Lösung 1: Beethoven und mehr Licht
Die sensible Zimmerpflanze ist sehr empfindlich gegenüber jeder Art von Reizen, darunter auch den akustischen und visuellen, das wurde ja schon gesagt. Empfindlich aber nicht ganz unempfänglich, Margarete ist schließlich kein Alien (diesem haben wir ein ganz eigenes Kapitel gewidmet). Auf bestimmte Reize wird selbst sie positiv anspringen. Es muss darum gehen, die richtige Wohlfühl-Atmosphäre zu schaffen. Das heißt klassische Musik statt Heavy Metal im Büro, Eau-de-Toilette statt Tilsiter-Uralt Käsesandwich und feinabgestimmt gedämpfte, natürliche Sonnenstrahlen, statt Lichtverschmutzung vom Schalter. Was schon Beethoven und Goethe gefiel, sollte auch die Zimmerpflanze zum Wachsen anregen. Und es ist bekanntermaßen pseudowissenschaftlich erwiesen, dass zärtliches Zureden Pflanzen besser gedeihen lässt.
Lösung 2: Beschneiden
Diese Lösung bietet sich dann an, wenn Du es statt mit einer sensiblen Zimmerrose, eher mit einem garstigen Unkraut zu tun hast. Natürlich ist auch dieser Vorschlag metaphorisch zu verstehen. Es ist davon abzusehen, ganz im Sinne des Struwwelpeters dem Kollegen mit einer großen Schere Gliedmaßen abzuschneiden, das kommt weder bei ihm, noch bei der Personalabteilung gut an. Nein, es geht hier mehr darum, alle potenziellen Streitquellen trocken zu legen. Das Ziel ist es, wie in der Botanik vorzusorgen. Zweige die am Vertrocknen sind, müssen rechtzeitig abgeschnitten werden, bevor die ganze Pflanze eingeht. D.h. alle Versuche, eine positive Atmosphäre oder ein gutes Zusammensein aufzubauen, die ins Leere laufen zu scheinen, zu erkennen und einfach zu unterlassen und sich stattdessen auf das zu konzentrieren, was gut funktioniert. Auch wenn das heißt, die Pflanze auf trockenem, hartem Stein gedeihen zu lassen, anstatt auf der weichen Erde, man muss nicht immer das „Warum“ verstehen. Vielmehr sollte man sich in manchen Fällen einfach am unwahrscheinlichen Resultat erfreuen und nicht ins Biotop des anderen eingreifen.

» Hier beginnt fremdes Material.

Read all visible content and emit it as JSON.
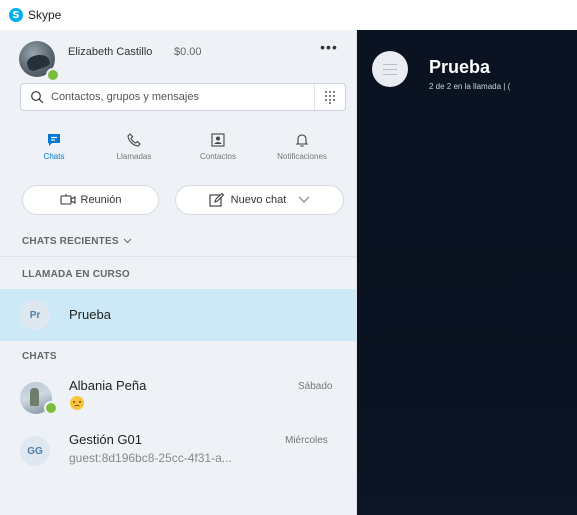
{
  "app": {
    "title": "Skype",
    "logo_letter": "S"
  },
  "profile": {
    "name": "Elizabeth Castillo",
    "credit": "$0.00",
    "more": "•••"
  },
  "search": {
    "placeholder": "Contactos, grupos y mensajes"
  },
  "tabs": [
    {
      "label": "Chats",
      "icon": "chat-icon",
      "active": true
    },
    {
      "label": "Llamadas",
      "icon": "phone-icon",
      "active": false
    },
    {
      "label": "Contactos",
      "icon": "contacts-icon",
      "active": false
    },
    {
      "label": "Notificaciones",
      "icon": "bell-icon",
      "active": false
    }
  ],
  "actions": {
    "meeting": "Reunión",
    "new_chat": "Nuevo chat"
  },
  "sections": {
    "recent": "CHATS RECIENTES",
    "ongoing": "LLAMADA EN CURSO",
    "chats": "CHATS"
  },
  "ongoing_call": {
    "initials": "Pr",
    "name": "Prueba"
  },
  "chats": [
    {
      "name": "Albania Peña",
      "time": "Sábado",
      "preview_icon": "confused-face-emoji"
    },
    {
      "initials": "GG",
      "name": "Gestión G01",
      "time": "Miércoles",
      "preview": "guest:8d196bc8-25cc-4f31-a..."
    }
  ],
  "call": {
    "title": "Prueba",
    "subtitle": "2 de 2 en la llamada | ("
  },
  "colors": {
    "accent": "#0078d4",
    "selected_row": "#cde9f8",
    "presence_online": "#7cbd3f",
    "call_background": "#0b1323"
  }
}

Lösung 3: Wechsel der Erde
Die dritte Möglichkeit besteht aus einem kompletten Wechsel der Blumenerde. Ist diese von oben bis unten durchgeschimmelt, reicht es nicht, die erste Schicht abzutragen. Sie muss komplett ausgetauscht werden. Lässt sich an eurem Verhältnis nur schwer etwas verändern, sowohl im Guten als auch beim Vermeiden von Konfliktquellen, so hilft nur noch eine Veränderung der Rahmenbedingungen, in denen ihr arbeitet. Steckt die Grenzen fest ab, organisiert die Klozeiten, vermeidet unnötig häufiges Aufeinandertreffen. Normalerweise ist die sensible Zimmerpflanze immerhin sehr offen für Planung und wird auch Handel mit dir eingehen. Denn denk daran, Du bereitest ihr sicherlich mehr Kopfschmerzen, als sie dir. Es kann ratsam sein, ihr bei der Aufteilung von Zeiten, Räumen oder ähnlichem, teilbaren Firmengut ein wenig den Vorzug zu lassen. Oftmals pendelt sich die Realität im Arbeitsalltag dann mit der Zeit auf ihre natürliche Weise ein, sodass alle mit der Situation Frieden finden können.